En relación a ello, cabe indagar en las bases que sustentan la sensación de horror frente al atentado suicida mientras no ocurre necesariamente lo mismo con la violencia ejercida por instituciones como el Estado. Este cuestionamiento se plantea tomando como campo de análisis la fotografía y los marcos en los que se mueve. De esta manera es posible acercarse a un examen de los marcos psicológicos, políticos y culturales de la representación del dolor, de sus orígenes, y de cómo dichas representaciones se alejan de la opinión general. Un interesante ejemplo de dichos marcos y representaciones ocurre con la poesía en situaciones de horror y espanto: de la misma forma que los poetas fueron condenados por Platón, son acallados los poemas escritos por los presos en Guantánamo:

 

LA HUMILLACIÓN DE LOS GRILLETES[1]

Al oír las palomas arrullando en los árboles,
unas lágrimas cálidas surcaron mi rostro.
Cuando cantó la alondra, mi mente compuso
un mensaje para mi querido hijo.
Mohammad, ¡qué afligido me siento!
En mi pesar sólo Alá puede darme consuelo.
Los opresores juegan conmigo
mientras se mueven libres por el mundo.
Me piden que espíe a mis compatriotas,
y alegan que sería una buena obra.
Me ofrecen dinero y tierras,
y libertad para ir adonde quiera.
Sus tentaciones captan mi atención
como un relámpago en el cielo.
Mas su regalo es una pérfida serpiente
cuyo veneno es la hipocresía.
Levantan monumentos a la libertad
de obra y opinión, que es algo loable.
Pero les digo que arquitectura
no es sinónimo de justicia.
América, cabalgas a lomos de huérfanos,
y los atemorizas a diario.
Bush, ten cuidado.
El mundo sabe ver a un mentiroso arrogante.
A Alá dirijo mi súplica y mis lágrimas.
Anhelo mi hogar y estoy oprimido.
Mohammad, no me olvides nunca.
Defiende la causa de tu padre, un hombre temeroso de Dios.
He sentido la humillación de los grilletes.
¿Cómo puedo crear versos? ¿Cómo puedo escribir?
Después de los grilletes y las noches y el dolor y las lágrimas,
¿cómo puedo escribir poesía?
Mi corazón es como un mar bravo, agitado por la angustia,
frenético por la pasión.
Estoy cautivo, pero mis captores son los criminales.
Me sobrecoge la aprensión.
Señor, llévame con mi hijo Mohammad.
Señor, permite el triunfo de los justos.
(Sami Al Haj)
Los poemas y las fotografías realizadas en un marco de guerra, nos permiten pensar la modernidad como una condición que divide al mundo y que a algunos los ubica a través de mecanismos coercitivos de violencia estatal. En efecto, el marco que estamos siguiendo como sociedad está anclado en el prejuicio, y lo que hoy se desarrolla son luchas identitarias que deben repararse.

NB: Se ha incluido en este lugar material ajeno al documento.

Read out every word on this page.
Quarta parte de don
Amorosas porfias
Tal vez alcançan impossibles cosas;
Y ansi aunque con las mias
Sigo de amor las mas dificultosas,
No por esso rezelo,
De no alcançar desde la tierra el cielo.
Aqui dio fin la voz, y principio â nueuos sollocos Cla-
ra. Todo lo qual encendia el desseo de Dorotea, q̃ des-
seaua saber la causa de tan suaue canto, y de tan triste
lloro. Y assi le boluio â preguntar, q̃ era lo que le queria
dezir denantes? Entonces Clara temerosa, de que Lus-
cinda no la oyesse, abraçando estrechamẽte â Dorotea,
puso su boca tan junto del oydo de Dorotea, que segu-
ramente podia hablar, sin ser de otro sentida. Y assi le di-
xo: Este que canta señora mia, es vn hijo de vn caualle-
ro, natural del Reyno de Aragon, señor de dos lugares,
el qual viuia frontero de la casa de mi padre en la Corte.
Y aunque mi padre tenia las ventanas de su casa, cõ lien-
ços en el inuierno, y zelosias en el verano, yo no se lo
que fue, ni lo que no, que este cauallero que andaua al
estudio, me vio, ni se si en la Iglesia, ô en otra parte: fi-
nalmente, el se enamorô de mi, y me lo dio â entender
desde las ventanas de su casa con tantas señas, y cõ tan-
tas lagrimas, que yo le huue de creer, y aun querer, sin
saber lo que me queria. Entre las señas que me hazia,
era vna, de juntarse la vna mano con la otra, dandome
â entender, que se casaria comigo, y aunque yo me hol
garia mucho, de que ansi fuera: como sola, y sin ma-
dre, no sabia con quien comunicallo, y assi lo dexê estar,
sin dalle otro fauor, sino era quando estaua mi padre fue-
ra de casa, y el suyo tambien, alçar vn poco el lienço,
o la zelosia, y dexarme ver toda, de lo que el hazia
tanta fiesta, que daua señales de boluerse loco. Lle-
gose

Por último, desde la perspectiva de Butler, existen vidas de hombres y mujeres en un limbo ontológico donde no se reconocen como ciudadanos a los olvidados, los desplazados, los y las trabajadores sexuales, los guerrilleros(as), hampones y ancianos, todos ellos sin voz, ni discurso, por ende, vidas dispensables ante los ojos de cualquier Estado. Y justamente es esta “masa de nadie” la que solo puede recurrir al Estado, el mismo que los excluye y los ataca cuando se presenta una oportunidad. En efecto, esos son los márgenes que hoy nos rondan y nos encuadran.